I want to see my baby’: A priest forced her to give up her child 50 years ago, a woman says

WASHINGTON (DC)
Washington Post

August 20, 2019

By Emily Davies

When she saw him through the window of an Omaha hotel lobby, her eyes welled up with tears. There he was, a man with a silhouette just like her boyfriend’s decades ago. A minute later, Kathleen Chafin hugged her son, Tom Rouse, for the first time in her life.

“It made me alive again,” Chafin recalled in an interview with The Washington Post, crying as she remembered the meeting in August 2015. “He took my hand, held it firmly, and he never let go the whole time. Just seeing him, oh my.”

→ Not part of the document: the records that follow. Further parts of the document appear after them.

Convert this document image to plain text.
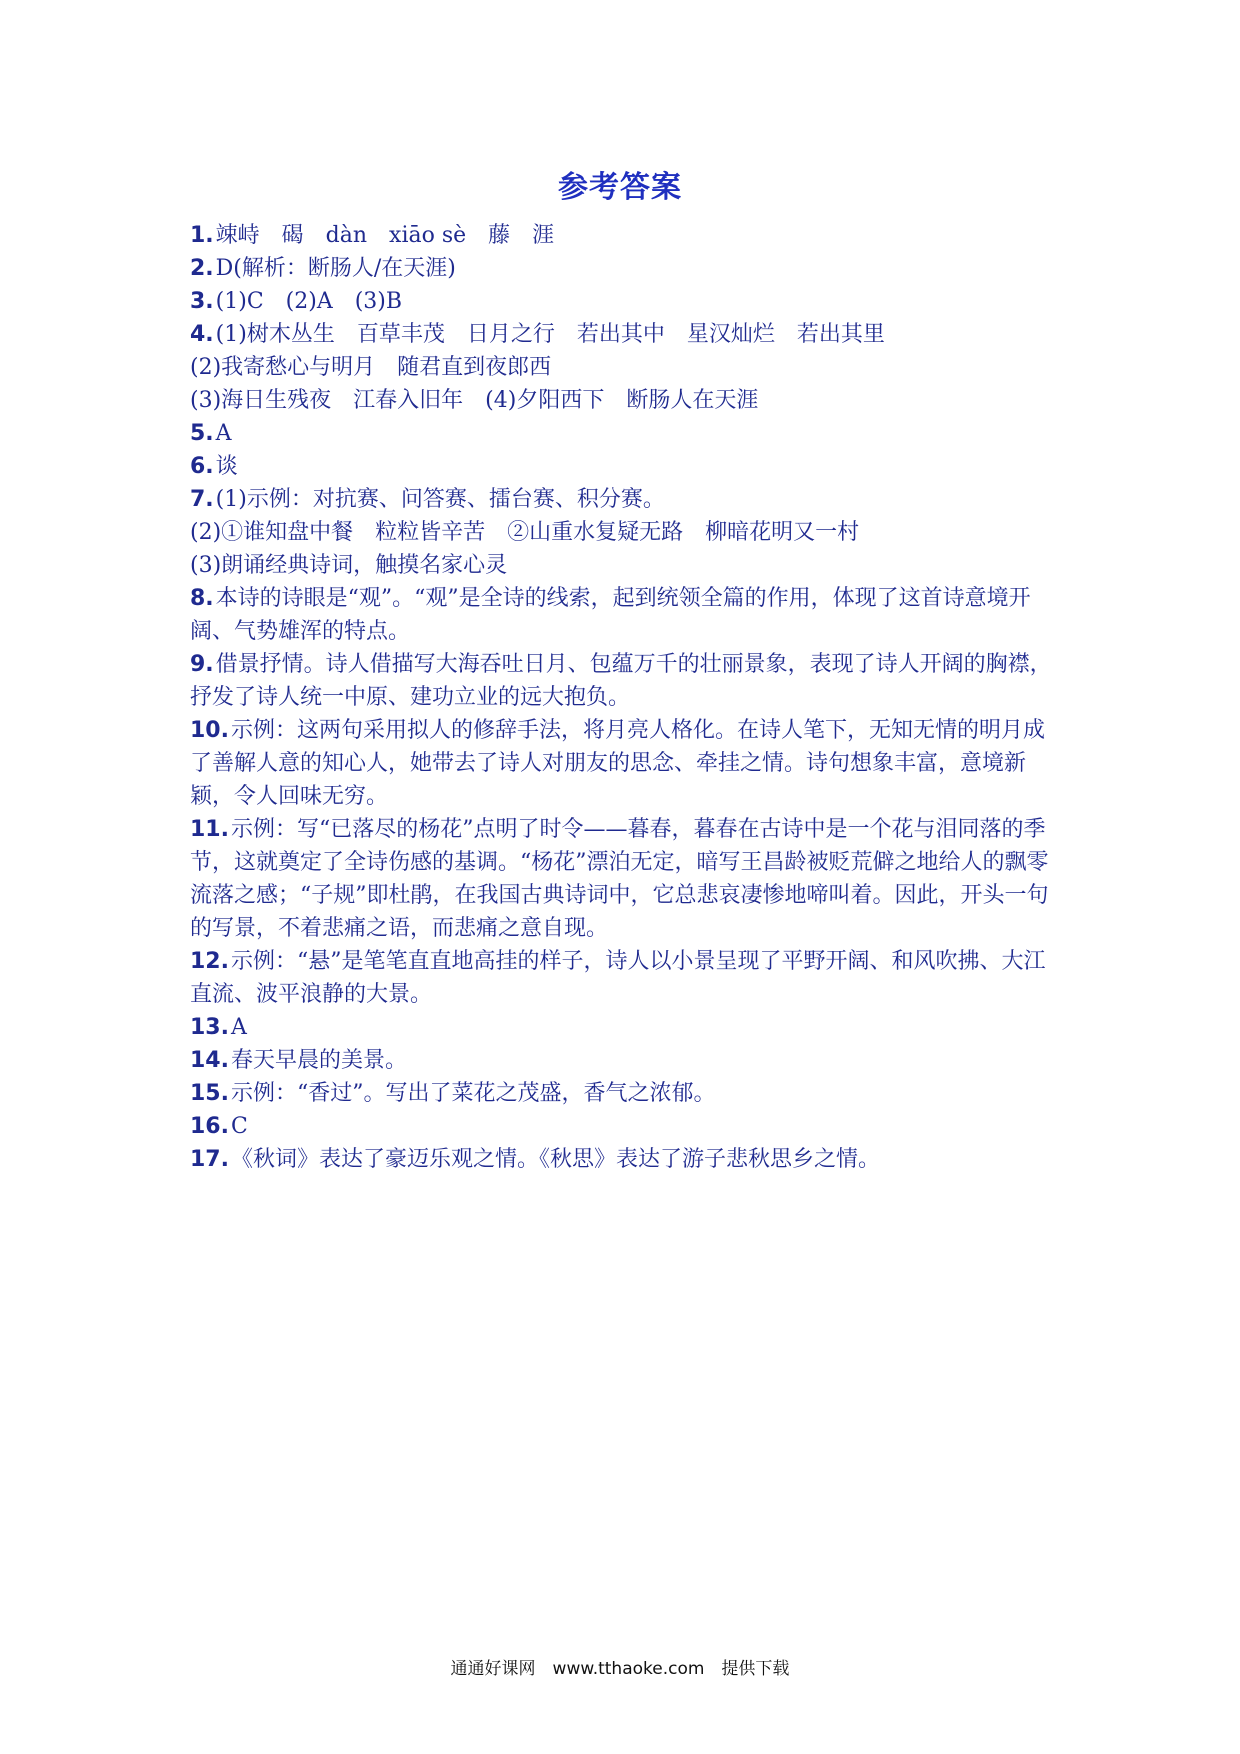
参考答案

1.竦峙　碣　dàn　xiāo sè　藤　涯

2.D(解析：断肠人/在天涯)

3.(1)C　(2)A　(3)B

4.(1)树木丛生　百草丰茂　日月之行　若出其中　星汉灿烂　若出其里

(2)我寄愁心与明月　随君直到夜郎西

(3)海日生残夜　江春入旧年　(4)夕阳西下　断肠人在天涯

5.A

6.谈

7.(1)示例：对抗赛、问答赛、擂台赛、积分赛。

(2)①谁知盘中餐　粒粒皆辛苦　②山重水复疑无路　柳暗花明又一村

(3)朗诵经典诗词，触摸名家心灵

8.本诗的诗眼是“观”。“观”是全诗的线索，起到统领全篇的作用，体现了这首诗意境开阔、气势雄浑的特点。

9.借景抒情。诗人借描写大海吞吐日月、包蕴万千的壮丽景象，表现了诗人开阔的胸襟，抒发了诗人统一中原、建功立业的远大抱负。

10.示例：这两句采用拟人的修辞手法，将月亮人格化。在诗人笔下，无知无情的明月成了善解人意的知心人，她带去了诗人对朋友的思念、牵挂之情。诗句想象丰富，意境新颖，令人回味无穷。

11.示例：写“已落尽的杨花”点明了时令——暮春，暮春在古诗中是一个花与泪同落的季节，这就奠定了全诗伤感的基调。“杨花”漂泊无定，暗写王昌龄被贬荒僻之地给人的飘零流落之感；“子规”即杜鹃，在我国古典诗词中，它总悲哀凄惨地啼叫着。因此，开头一句的写景，不着悲痛之语，而悲痛之意自现。

12.示例：“悬”是笔笔直直地高挂的样子，诗人以小景呈现了平野开阔、和风吹拂、大江直流、波平浪静的大景。

13.A

14.春天早晨的美景。

15.示例：“香过”。写出了菜花之茂盛，香气之浓郁。

16.C

17.《秋词》表达了豪迈乐观之情。《秋思》表达了游子悲秋思乡之情。

通通好课网　www.tthaoke.com　提供下载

Chafin had spent decades searching for a son she says she never wanted to give up for adoption. When they finally did meet, her years of despair turned into anger at the Catholic Church and one of its priests, who she alleges manipulated her and then removed her son from a hospital room 50 years ago.

Chafin has filed a federal lawsuit against the Archdiocese of Omaha and the Wisconsin Province of the Society of Jesus, alleging on Wednesday that a Jesuit priest named Thomas Halley forced her to give her son up for adoption. She’s seeking $10 million for damages and relief.

Neither Catholic organization immediately responded to requests for comment late Monday. But when Chafin first raised concerns about the adoption in 2015, an investigation from the Wisconsin Province of the Society of Jesus concluded that Halley operated within the law and that his actions were “born of a desire to avoid scandal and find good homes for babies of unwed mothers,” the Omaha World-Herald reported.

Chafin contends the investigation was fraudulent, and she never received a copy of its findings.

“The process of the investigation was full of the same lies and manipulation I have experienced all my life,” she said. “I was furious.”

Chafin’s allegations aren’t unique. She became pregnant in 1968, during a time some academics call the “Baby Scoop Era.” From post-World War II until the Supreme Court legalized abortion in its 1973 landmark Roe v. Wade decision, many women were chastised and shunned for having children out of wedlock. Experts estimate more than 1.5 million unmarried women in the United States were forced to give up their babies for adoption during that period, according to Ann Fessler’s 2006 book, “The Girls Who Went Away.” Institutions such as the Catholic Church helped isolate single mothers and pressured them to sign away their children.